Vive Charlie Issue 26 | Page 6

The Ass Kissing food chain

Obama has been desperately trying to suppress the news the Saudis were heavily involved in 9/11, because the Saudis have threatened to sell billions worth of US assets if the families of the 9/11 victims are able to sue the Saudis for their involvement.

In an attempt to reassure the worst country in the world he is doing everything he can to protect them, Obama jetted over to Saudi to get down on his hands and knees for a good ole ass kissing session. After his official ass kissing duties, he attended a traditional Saudi beheading ceremony, which is apparently the norm for a nation which heads up the UN Human Rights Council.

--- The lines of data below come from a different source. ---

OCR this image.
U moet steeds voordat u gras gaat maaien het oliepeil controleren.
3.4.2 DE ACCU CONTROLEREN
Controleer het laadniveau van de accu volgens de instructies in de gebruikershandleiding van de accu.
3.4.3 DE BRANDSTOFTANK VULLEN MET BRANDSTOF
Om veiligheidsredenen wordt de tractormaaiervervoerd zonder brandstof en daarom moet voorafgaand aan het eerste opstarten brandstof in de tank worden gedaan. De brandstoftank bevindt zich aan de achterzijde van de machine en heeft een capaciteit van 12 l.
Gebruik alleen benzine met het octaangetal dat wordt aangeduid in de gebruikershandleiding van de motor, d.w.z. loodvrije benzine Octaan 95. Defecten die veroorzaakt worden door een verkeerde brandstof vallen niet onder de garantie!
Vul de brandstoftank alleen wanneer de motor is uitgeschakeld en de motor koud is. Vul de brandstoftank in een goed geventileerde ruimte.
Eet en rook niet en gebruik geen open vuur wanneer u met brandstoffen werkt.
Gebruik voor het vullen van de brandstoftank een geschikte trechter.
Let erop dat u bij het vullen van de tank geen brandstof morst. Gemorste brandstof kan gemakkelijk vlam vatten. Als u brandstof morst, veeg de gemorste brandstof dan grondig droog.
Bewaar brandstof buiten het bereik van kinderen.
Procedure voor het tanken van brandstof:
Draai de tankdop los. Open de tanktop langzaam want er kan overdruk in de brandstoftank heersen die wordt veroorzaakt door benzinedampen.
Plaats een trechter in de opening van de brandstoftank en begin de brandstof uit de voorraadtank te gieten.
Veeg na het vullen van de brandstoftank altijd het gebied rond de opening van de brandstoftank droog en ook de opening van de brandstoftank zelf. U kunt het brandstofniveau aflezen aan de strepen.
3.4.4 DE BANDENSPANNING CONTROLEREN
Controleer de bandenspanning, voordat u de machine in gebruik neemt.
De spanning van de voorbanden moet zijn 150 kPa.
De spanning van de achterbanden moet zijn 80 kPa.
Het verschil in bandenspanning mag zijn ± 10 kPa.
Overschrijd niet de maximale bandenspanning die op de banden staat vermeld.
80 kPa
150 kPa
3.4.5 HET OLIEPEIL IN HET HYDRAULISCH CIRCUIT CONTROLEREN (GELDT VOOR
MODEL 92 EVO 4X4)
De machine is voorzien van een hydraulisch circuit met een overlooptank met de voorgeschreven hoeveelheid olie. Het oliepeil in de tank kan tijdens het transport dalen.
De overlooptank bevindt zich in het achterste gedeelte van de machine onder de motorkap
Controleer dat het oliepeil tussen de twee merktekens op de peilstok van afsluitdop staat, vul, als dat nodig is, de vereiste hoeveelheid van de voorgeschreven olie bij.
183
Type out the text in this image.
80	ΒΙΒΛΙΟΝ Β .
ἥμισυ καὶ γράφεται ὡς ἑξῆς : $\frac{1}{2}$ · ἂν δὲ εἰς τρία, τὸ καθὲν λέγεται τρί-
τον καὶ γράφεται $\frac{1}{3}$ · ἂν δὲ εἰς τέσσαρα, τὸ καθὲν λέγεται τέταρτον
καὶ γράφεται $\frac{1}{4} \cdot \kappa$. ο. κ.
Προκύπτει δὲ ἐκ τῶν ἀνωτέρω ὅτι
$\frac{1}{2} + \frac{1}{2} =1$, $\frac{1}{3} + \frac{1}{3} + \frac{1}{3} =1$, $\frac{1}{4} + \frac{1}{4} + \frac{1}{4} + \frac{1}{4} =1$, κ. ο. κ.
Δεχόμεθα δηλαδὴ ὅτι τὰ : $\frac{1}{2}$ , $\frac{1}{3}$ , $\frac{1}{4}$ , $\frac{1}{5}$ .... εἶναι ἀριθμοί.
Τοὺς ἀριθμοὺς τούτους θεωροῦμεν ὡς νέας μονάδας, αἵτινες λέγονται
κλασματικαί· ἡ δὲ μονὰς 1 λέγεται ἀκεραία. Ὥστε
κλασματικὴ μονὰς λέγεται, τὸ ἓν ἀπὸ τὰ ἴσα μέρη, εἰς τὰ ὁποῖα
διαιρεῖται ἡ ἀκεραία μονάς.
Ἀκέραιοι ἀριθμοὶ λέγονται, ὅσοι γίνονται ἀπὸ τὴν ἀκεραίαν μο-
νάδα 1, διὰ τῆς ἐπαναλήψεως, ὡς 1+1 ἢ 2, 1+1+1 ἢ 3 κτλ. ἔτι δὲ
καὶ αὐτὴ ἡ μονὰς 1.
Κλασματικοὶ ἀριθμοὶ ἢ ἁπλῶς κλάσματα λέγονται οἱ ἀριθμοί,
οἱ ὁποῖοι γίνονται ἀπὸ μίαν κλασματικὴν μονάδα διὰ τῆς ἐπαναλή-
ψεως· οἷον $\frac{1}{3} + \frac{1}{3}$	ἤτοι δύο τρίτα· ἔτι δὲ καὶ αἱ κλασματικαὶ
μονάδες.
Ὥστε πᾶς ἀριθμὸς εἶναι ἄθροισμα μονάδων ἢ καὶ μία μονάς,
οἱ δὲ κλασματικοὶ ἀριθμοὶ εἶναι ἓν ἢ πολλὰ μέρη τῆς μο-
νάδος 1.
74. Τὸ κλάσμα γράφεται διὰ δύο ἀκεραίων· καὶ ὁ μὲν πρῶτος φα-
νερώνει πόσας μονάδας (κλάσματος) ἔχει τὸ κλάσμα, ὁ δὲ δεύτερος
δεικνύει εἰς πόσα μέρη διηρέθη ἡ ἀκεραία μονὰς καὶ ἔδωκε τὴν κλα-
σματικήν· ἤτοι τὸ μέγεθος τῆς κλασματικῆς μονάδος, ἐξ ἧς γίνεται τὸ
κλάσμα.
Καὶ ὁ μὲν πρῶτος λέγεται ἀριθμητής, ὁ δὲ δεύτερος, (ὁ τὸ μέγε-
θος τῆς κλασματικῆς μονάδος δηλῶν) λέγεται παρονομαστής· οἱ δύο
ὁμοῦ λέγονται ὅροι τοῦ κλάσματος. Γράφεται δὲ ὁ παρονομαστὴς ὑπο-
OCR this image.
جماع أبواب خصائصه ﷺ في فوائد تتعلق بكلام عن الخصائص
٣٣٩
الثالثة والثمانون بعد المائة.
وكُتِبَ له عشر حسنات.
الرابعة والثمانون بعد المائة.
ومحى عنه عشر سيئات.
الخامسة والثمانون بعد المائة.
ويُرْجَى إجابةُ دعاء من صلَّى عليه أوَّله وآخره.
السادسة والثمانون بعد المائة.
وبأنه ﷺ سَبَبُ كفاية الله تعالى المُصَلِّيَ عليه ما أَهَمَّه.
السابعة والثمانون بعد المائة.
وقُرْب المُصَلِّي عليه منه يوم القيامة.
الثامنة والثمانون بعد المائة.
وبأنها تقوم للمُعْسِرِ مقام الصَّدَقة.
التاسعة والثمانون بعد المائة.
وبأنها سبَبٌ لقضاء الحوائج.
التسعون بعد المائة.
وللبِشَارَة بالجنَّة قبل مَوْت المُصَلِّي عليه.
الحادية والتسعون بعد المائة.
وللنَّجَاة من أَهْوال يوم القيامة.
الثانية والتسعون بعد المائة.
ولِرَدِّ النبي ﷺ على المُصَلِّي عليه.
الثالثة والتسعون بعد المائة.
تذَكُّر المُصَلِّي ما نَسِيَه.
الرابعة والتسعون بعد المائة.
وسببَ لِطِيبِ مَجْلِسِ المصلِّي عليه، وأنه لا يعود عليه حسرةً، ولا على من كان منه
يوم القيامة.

Later at dinner he successfully negotiated the sale of a shed load of cluster bombs for dropping on civilians in Yemen before he jumped back on

Air Force One headed for the UK, where David Cameron was eagerly awaiting his arrival to continue our special relationship. The special part of the relationship is the part where Cameron kisses Obama’s ass in return for his input in to project fear.

“The UK can fuck off to the back of the queue if it leaves the EU” Obama exclaimed, something that Cameron desperately wants to avoid as he prides himself as being at the front of the queue at any time the world wants to kiss his ass for the crumbs off his table.

Boris Johnson chipped in with his usually well considered comments by accusing the part Kenyan Obama of being a hypocritical prick who should keep his nose out of Brexit debate, sentiments that many share about Boris himself, most notably David Cameron.